Ev toplama örneğinden anlaşıldığı gibi; eğer, tecrübe edilen bir şey yoksa onun üzerine dönüp düşünme nasıl olanaklı olacaktır? Felsefe, her şey olup bittikten sonra oradadır; kavram tamamlanmıştır; donuktur.
Hegel, Estetik Dersleri’nde önemli bir bilgiyi paylaşır bizlerle: “Din, içerisinde tek bir somut bütünlüğün insan bilincine bizzat kendi özü ve doğanın özü olarak geldiği tümel alandır. Yalnızca bu tek halis edimsellik, kendisini insana tikel ve sonlu olan üzerindeki en yüksek güç olarak gösterir; bu sayede her şey daha yüksek ve mutlak bir birliğe geri getirilir ki, bu güç olmasaydı her şey ayrı ve karşıt kalacaktı. Bu en yüksek birliğin tek edimselliği, hakikat, özgürlük ve doyum alanıdır. Bu alanda, hakikatten alınan bu zevkte, yaşam, duyumsama olarak mutluluktur, düşünme olarak bilgidir ve bunu genelde dinsel yaşam olarak betimleyebiliriz.”
Sanat ve din yoksa felsefe ezberler manzumesi; felsefenin olmadığı yerde sanat ve din taklittir: döngüsel ilişki. Ayrıca, bu alanları deneyimleyen insanın bir ve aynı insan olduğu unutulmazsa; alanlar arasında ayrım yapmaya çalışmanın anlamsız bir tutum olduğu anlaşılır. Hakikatinde ayrı olmayan, ama eyleminde kendisini farklı biçimde ortaya koyan bir bütünlük.

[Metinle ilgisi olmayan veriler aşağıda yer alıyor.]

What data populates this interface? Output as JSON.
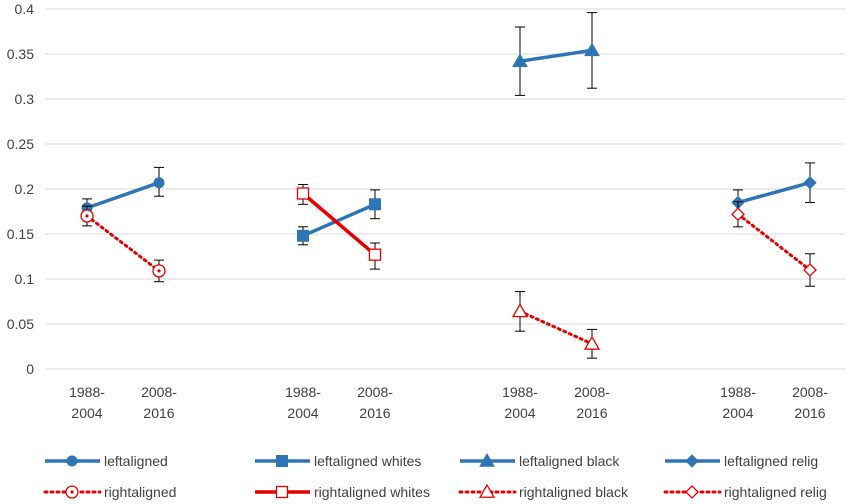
{
  "chart_data": {
    "type": "line",
    "ylim": [
      0,
      0.4
    ],
    "yticks": [
      "0",
      "0.05",
      "0.1",
      "0.15",
      "0.2",
      "0.25",
      "0.3",
      "0.35",
      "0.4"
    ],
    "grid": true,
    "legend_placement": "bottom",
    "groups": [
      {
        "categories": [
          [
            "1988-",
            "2004"
          ],
          [
            "2008-",
            "2016"
          ]
        ]
      },
      {
        "categories": [
          [
            "1988-",
            "2004"
          ],
          [
            "2008-",
            "2016"
          ]
        ]
      },
      {
        "categories": [
          [
            "1988-",
            "2004"
          ],
          [
            "2008-",
            "2016"
          ]
        ]
      },
      {
        "categories": [
          [
            "1988-",
            "2004"
          ],
          [
            "2008-",
            "2016"
          ]
        ]
      }
    ],
    "series": [
      {
        "name": "leftaligned",
        "group": 0,
        "style": "solid",
        "color": "#2e75b6",
        "marker": "circle",
        "values": [
          0.179,
          0.207
        ],
        "err_low": [
          0.169,
          0.192
        ],
        "err_high": [
          0.189,
          0.224
        ]
      },
      {
        "name": "rightaligned",
        "group": 0,
        "style": "dotted",
        "color": "#e60000",
        "marker": "circle-open",
        "values": [
          0.17,
          0.109
        ],
        "err_low": [
          0.159,
          0.097
        ],
        "err_high": [
          0.181,
          0.121
        ]
      },
      {
        "name": "leftaligned whites",
        "group": 1,
        "style": "solid",
        "color": "#2e75b6",
        "marker": "square",
        "values": [
          0.148,
          0.183
        ],
        "err_low": [
          0.138,
          0.167
        ],
        "err_high": [
          0.158,
          0.199
        ]
      },
      {
        "name": "rightaligned whites",
        "group": 1,
        "style": "solid-legend",
        "color": "#e60000",
        "marker": "square-open",
        "values": [
          0.195,
          0.127
        ],
        "err_low": [
          0.183,
          0.111
        ],
        "err_high": [
          0.205,
          0.14
        ]
      },
      {
        "name": "leftaligned black",
        "group": 2,
        "style": "solid",
        "color": "#2e75b6",
        "marker": "triangle",
        "values": [
          0.342,
          0.354
        ],
        "err_low": [
          0.304,
          0.312
        ],
        "err_high": [
          0.38,
          0.396
        ]
      },
      {
        "name": "rightaligned black",
        "group": 2,
        "style": "dotted",
        "color": "#e60000",
        "marker": "triangle-open",
        "values": [
          0.064,
          0.028
        ],
        "err_low": [
          0.042,
          0.012
        ],
        "err_high": [
          0.086,
          0.044
        ]
      },
      {
        "name": "leftaligned relig",
        "group": 3,
        "style": "solid",
        "color": "#2e75b6",
        "marker": "diamond",
        "values": [
          0.185,
          0.207
        ],
        "err_low": [
          0.171,
          0.185
        ],
        "err_high": [
          0.199,
          0.229
        ]
      },
      {
        "name": "rightaligned relig",
        "group": 3,
        "style": "dotted",
        "color": "#e60000",
        "marker": "diamond-open",
        "values": [
          0.172,
          0.11
        ],
        "err_low": [
          0.158,
          0.092
        ],
        "err_high": [
          0.186,
          0.128
        ]
      }
    ]
  }
}
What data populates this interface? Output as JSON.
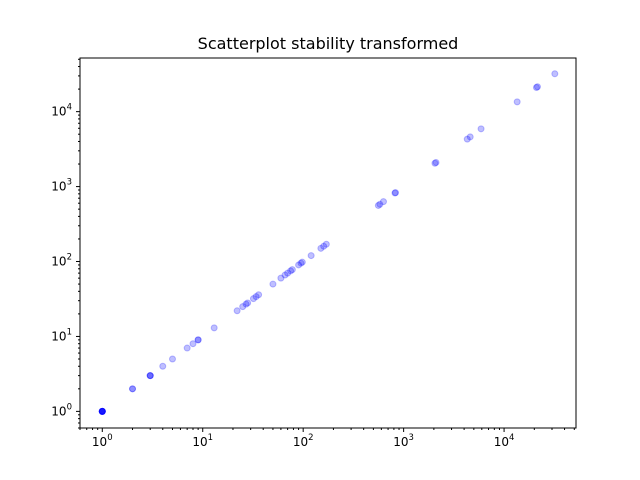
{
  "chart_data": {
    "type": "scatter",
    "title": "Scatterplot stability transformed",
    "xlabel": "",
    "ylabel": "",
    "x_scale": "log",
    "y_scale": "log",
    "xlim": [
      0.6,
      52000
    ],
    "ylim": [
      0.6,
      52000
    ],
    "grid": false,
    "marker_color": "#0000ff",
    "marker_alpha": 0.25,
    "x_tick_labels": [
      {
        "value": 1,
        "base": "10",
        "exp": "0"
      },
      {
        "value": 10,
        "base": "10",
        "exp": "1"
      },
      {
        "value": 100,
        "base": "10",
        "exp": "2"
      },
      {
        "value": 1000,
        "base": "10",
        "exp": "3"
      },
      {
        "value": 10000,
        "base": "10",
        "exp": "4"
      }
    ],
    "y_tick_labels": [
      {
        "value": 1,
        "base": "10",
        "exp": "0"
      },
      {
        "value": 10,
        "base": "10",
        "exp": "1"
      },
      {
        "value": 100,
        "base": "10",
        "exp": "2"
      },
      {
        "value": 1000,
        "base": "10",
        "exp": "3"
      },
      {
        "value": 10000,
        "base": "10",
        "exp": "4"
      }
    ],
    "x": [
      1,
      1,
      1,
      1,
      1,
      1,
      1,
      1,
      2,
      2,
      3,
      3,
      3,
      4,
      5,
      7,
      8,
      9,
      9,
      13,
      22,
      25,
      27,
      28,
      32,
      34,
      36,
      50,
      60,
      66,
      70,
      75,
      78,
      90,
      95,
      98,
      120,
      150,
      160,
      170,
      560,
      580,
      630,
      820,
      830,
      2050,
      2100,
      4300,
      4600,
      5900,
      13500,
      21000,
      21500,
      32000
    ],
    "y": [
      1,
      1,
      1,
      1,
      1,
      1,
      1,
      1,
      2,
      2,
      3,
      3,
      3,
      4,
      5,
      7,
      8,
      9,
      9,
      13,
      22,
      25,
      27,
      28,
      32,
      34,
      36,
      50,
      60,
      66,
      70,
      75,
      78,
      90,
      95,
      98,
      120,
      150,
      160,
      170,
      560,
      580,
      630,
      820,
      830,
      2050,
      2100,
      4300,
      4600,
      5900,
      13500,
      21000,
      21500,
      32000
    ]
  }
}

Bu birliği parçacık fiziği sayesinde, atom seviyesinde gözlemliyor, temelimizde duran varlığın bölünmez bir bütünlük olduğunu tespit ediyorum. Bu birliği genetik araştırmalarımı sürdürürken keşfediyorum. İyi ki bilim insanları var, şükürler olsun!
Bu birlik ve bütünlüğü sanat ile deneyimliyor, benliğimi esir alan ürpertiye kendimi teslim ediyorum. Beni teslim alanın ne olduğunu düşünmüyorum bile, düşünceye burada gerek yok! Seziyorum. Şu anda o birliği sanat ile zevk ediyorum. İyi ki sanatçılar var, şükürler olsun!
Bu birlik duygusunun, beni benden alan sonsuzluğun tekrarını istiyorum. Ey varlığından emin olduğum birlik geri gel! Kendimi bugüne kadar, içinde en özgür bulduğum birlik benden ayrılma, n’olur! Ne yaparsam, neyi tekrarlarsam o yüce duygu bana geri döner? Tasarlıyorum. Ritüelik tekrarlar yapıyorum, ibadet ediyorum! Ruhumun biricik özgürleştiricisi, Rabbim, sana şükürler olsun!
Güzel Tanrım, Merhametli yaradanım, Var’lığımı borçlu olduğum, demek ki; bilim insanı kendini insanlığa adamış bir şekilde çalışırken, bu onun ibadetiydi. Demek ki, sanatçıyı teslim aldığında, seni en mükemmel biçiminle ifade edebilmek için kendini unutarak tekrar yaparken, bu onun ibadetiydi. Düşünüyorum. Bütün bunları, sana yaraşır mükemmellikte düşüncelerle ifade etmek için okuyup yazarken, bu benim ibadetimdi!
“Çalışmak ibadettir” diyen tasavvuf ehline selâm olsun.